Qulipta’s effectiveness as a prevention therapy for EM has been clearly established, and Qulipta represents a welcome addition to the growing arsenal of similarly attractive EM therapies. It is CM, however, that accounts for a disproportionate share of the public health burden imposed by migraine generally, and until relatively recently we lacked any evidence-based therapy for suppression of CM. Along with onabotulinumtoxinA (BotoxA), 3 subcutaneously self-injected anti-CGRP monoclonal antibodies (mabs) and one intravenously infused anti-CGRP mab, Qulipta is one of the “Big 6” therapies for suppression of CM that possesses a strong evidence base for that indication, is safe, is typically well-tolerated and is clearly effective in a high proportion of CM patients.
This magazine’s editor served as a clinical investigator in PROGRESS, the phase 3 research trial that evaluated Qulipta’s safety and effectiveness in suppressing CM. While the trial was placebo-controlled and double-blind (ie, neither the investigators nor the patients/research subjects knew whether they had been randomized to placebo or Qulipta) it was quite obvious almost from the start that an unusually high proportion of the subjects were experiencing a significant reduction in headache frequency quite soon after starting the study drug. When the study was completed and the “blind” was lifted, the results clearly demonstrated Qulipta to be superior to placebo for treating CM. Also significant was the finding that in those subjects destined to respond to Qulipta the response typically was evident within the first month of treatment.
In a paper recently published in the journal Neurology, Lipton and colleagues evaluated the results from the two phase 3 trials involving Qulipta for EM and the PROGRESS trial involving CM. In those trials, the superiority of Qulipta over placebo was evident as early as the first day following initiation of treatment and was more effective than placebo in reducing weekly “migraine days” during each of the first 4 weeks following initiation of treatment.

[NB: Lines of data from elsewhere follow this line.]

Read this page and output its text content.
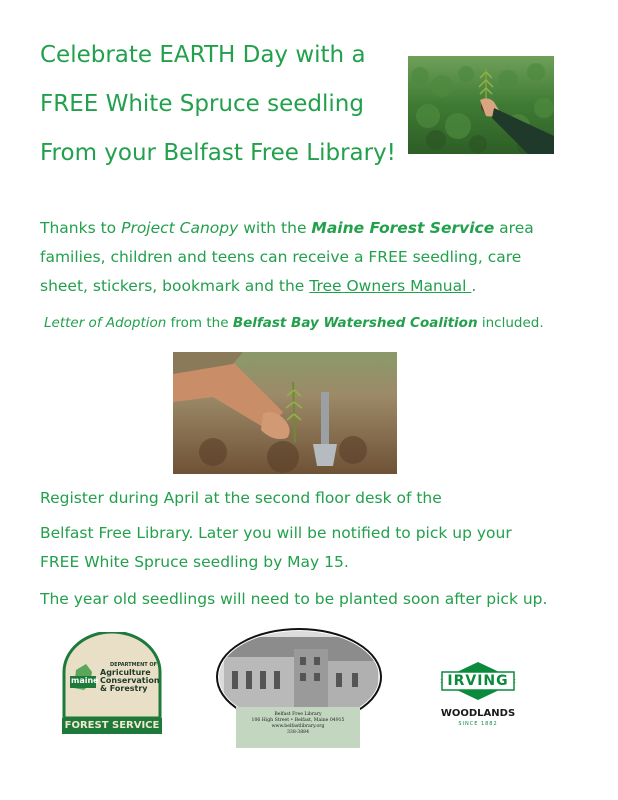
Celebrate EARTH Day with a
FREE White Spruce seedling
From your Belfast Free Library!
Thanks to Project Canopy with the Maine Forest Service area
families, children and teens can receive a FREE seedling, care
sheet, stickers, bookmark and the Tree Owners Manual .
Letter of Adoption from the Belfast Bay Watershed Coalition included.
Register during April at the second floor desk of the
Belfast Free Library. Later you will be notified to pick up your
FREE White Spruce seedling by May 15.
The year old seedlings will need to be planted soon after pick up.
DEPARTMENT OF
maine
Agriculture
Conservation
& Forestry
FOREST SERVICE
Belfast Free Library
106 High Street • Belfast, Maine 04915
www.belfastlibrary.org
338-3884
IRVING
WOODLANDS
SINCE 1882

These are findings of high clinical relevance for both patients and healthcare providers. That an oral prevention therapy can be effective so rapidly in treating migraine – and especially CM – is news that is most welcome.
Which is better for suppressing CM: Qulipta, a subcutaneously self-injected or intravenously administered anti-CGRP mab or BotoxA? In the absence of active comparator (i.e., head-to- head) clinical trials, about the most that can be said at this point is that all of these therapies are safe and effective for treating CM.
Will Qulipta prove to be effective in CM patients who have failed to respond to an anti-CGRP mab or BotoxA? Again, no one knows.
Might certain combinations of these “Big 6” therapies for CM prove to be more effective than monotherapy with only one? This, too, remains uncertain, but there is some very preliminary evidence that initiating “prophylactic polytherapy” by adding Qulipta to the treatment regimen of CM patients who have experienced a partial positive response to BotoxA may further improve treatment response in a high percentage.
Especially in dealing with a disorder as prevalent and as distressingly effective in reducing quality of life as is CM, it’s awfully nice to have options. For patients with CM (or EM) who prefer an oral therapy for migraine prevention and are seeking a rapid onset of therapeutic effect, Qulipta represents a very attractive option.